L’Ukraine a donc effectivement réduit la quantité de gaz naturel que l’Europe reçoit de la Russie.

Des gazoducs sont photographiés à la station de compression d’Atamanskaya, installation du projet Power Of Siberia de Gazprom à l’extérieur de la ville de Svobodny, à l’extrême est du pays.

Thomson Reuters Pavel Polityuk et Susanna Twidale

KIEV/LONDRES, 10 mai (Reuters) – L’Ukraine a annoncé mardi qu’elle suspendrait le flux de gaz à travers un point de transit qui, selon elle, livre près d’un tiers du carburant acheminé de la Russie vers l’Europe via l’Ukraine, blâmant Moscou pour cette décision et affirmant qu’elle déplacerait les flux ailleurs.

L’Ukraine est restée une voie de transit majeure pour le gaz russe vers l’Europe, même après l’invasion de Moscou.

GTSOU, qui exploite le système gazier ukrainien, a déclaré qu’elle arrêterait les expéditions via la route de la Sokhranivka à partir de mercredi, déclarant « force majeure », une clause invoquée lorsqu’une entreprise est touchée par quelque chose qui échappe à son contrôle.

Mais Gazprom (GAZP. MM), qui a le monopole des exportations de gaz russe par gazoduc, a déclaré qu’il était « technologiquement impossible » de déplacer tous les volumes vers le point d’interconnexion de Sudzha plus à l’ouest, comme le proposait GTSOU.

Le PDG de GTSOU, Sergiy Makogon, a déclaré à Reuters que les forces d’occupation russes avaient commencé à prendre du gaz transitant par l’Ukraine et à l’envoyer dans deux régions séparatistes soutenues par la Russie dans l’est du pays. Il n’a pas cité de preuves.

La société a déclaré qu’elle ne pouvait pas fonctionner à la station de compression de gaz de Novopskov en raison de « l’interférence des forces d’occupation dans les processus techniques », ajoutant qu’elle pourrait temporairement déplacer le flux affecté vers le point d’interconnexion physique de Sudzha situé dans le territoire contrôlé par l’Ukraine.

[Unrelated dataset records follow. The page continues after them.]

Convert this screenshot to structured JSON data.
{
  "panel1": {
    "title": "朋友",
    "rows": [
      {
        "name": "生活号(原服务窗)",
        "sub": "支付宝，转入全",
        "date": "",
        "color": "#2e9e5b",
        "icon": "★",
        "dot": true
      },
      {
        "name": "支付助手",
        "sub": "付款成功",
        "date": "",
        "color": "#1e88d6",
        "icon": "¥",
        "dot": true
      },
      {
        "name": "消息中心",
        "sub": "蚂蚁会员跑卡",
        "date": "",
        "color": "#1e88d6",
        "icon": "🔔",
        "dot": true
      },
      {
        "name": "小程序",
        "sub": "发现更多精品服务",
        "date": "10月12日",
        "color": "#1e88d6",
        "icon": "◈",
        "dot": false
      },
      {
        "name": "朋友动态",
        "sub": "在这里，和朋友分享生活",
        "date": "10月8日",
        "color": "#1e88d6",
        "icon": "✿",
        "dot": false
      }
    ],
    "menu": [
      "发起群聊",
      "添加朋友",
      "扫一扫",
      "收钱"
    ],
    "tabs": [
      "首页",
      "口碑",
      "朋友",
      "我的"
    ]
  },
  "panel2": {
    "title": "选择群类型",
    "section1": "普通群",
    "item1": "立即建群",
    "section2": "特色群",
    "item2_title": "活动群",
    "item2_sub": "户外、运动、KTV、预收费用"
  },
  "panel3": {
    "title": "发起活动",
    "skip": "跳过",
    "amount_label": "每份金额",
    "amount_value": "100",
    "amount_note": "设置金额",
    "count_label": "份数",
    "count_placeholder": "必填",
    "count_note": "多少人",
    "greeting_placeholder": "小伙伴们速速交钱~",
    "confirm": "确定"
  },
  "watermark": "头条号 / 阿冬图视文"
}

La suspension par l’Ukraine des flux de gaz naturel russes par la route de la Sokhranivka ne devrait pas avoir d’impact sur le marché intérieur ukrainien, a déclaré à Reuters le directeur de la société énergétique d’État Naftogaz, Yuriy Vitrenko.

La compagnie gazière d’État en Moldavie, un petit pays situé à la frontière occidentale de l’Ukraine, a déclaré qu’elle n’avait reçu aucun avis de GTSOU ou de Gazprom indiquant que les approvisionnements seraient interrompus.

La station de compression de Novopskov dans la région de Lougansk, dans l’est de l’Ukraine, est occupée par les forces russes et les combattants séparatistes depuis que Moscou a commencé ce qu’elle décrit comme une « opération militaire spéciale » en février. lire la suite

Il s’agit du premier compresseur du système de transit de gaz ukrainien dans la région de Lougansk, la voie de transit d’environ 32,6 millions de mètres cubes de gaz par jour, soit un tiers du gaz russe acheminé vers l’Europe via l’Ukraine, a déclaré GTSOU.

GTSOU a déclaré que pour remplir pleinement ses « obligations de transit envers les partenaires européens », elle « transférerait temporairement la capacité indisponible » au point d’interconnexion de Sudzha.

Gazprom a déclaré avoir reçu une notification de l’Ukraine selon laquelle le pays arrêterait le transit du gaz vers l’Europe via l’interconnexion Sokhranivka à partir de 07h00 heure locale mercredi.

La société russe a déclaré qu’elle ne voyait aucune preuve de force majeure ou d’obstacles à la poursuite comme auparavant. Gazprom a ajouté qu’elle respectait toutes ses obligations envers les acheteurs de gaz en Europe.

Les États-Unis ont exhorté les pays à réduire leur dépendance à l’égard de l’énergie russe et ont interdit les importations russes de pétrole et d’autres énergies en représailles à l’invasion de l’Ukraine.

Le porte-parole du département d’Etat américain, Ned Price, a déclaré que l’annonce de mardi ne changeait pas le calendrier pour réduire la dépendance mondiale au pétrole russe « dès que possible ».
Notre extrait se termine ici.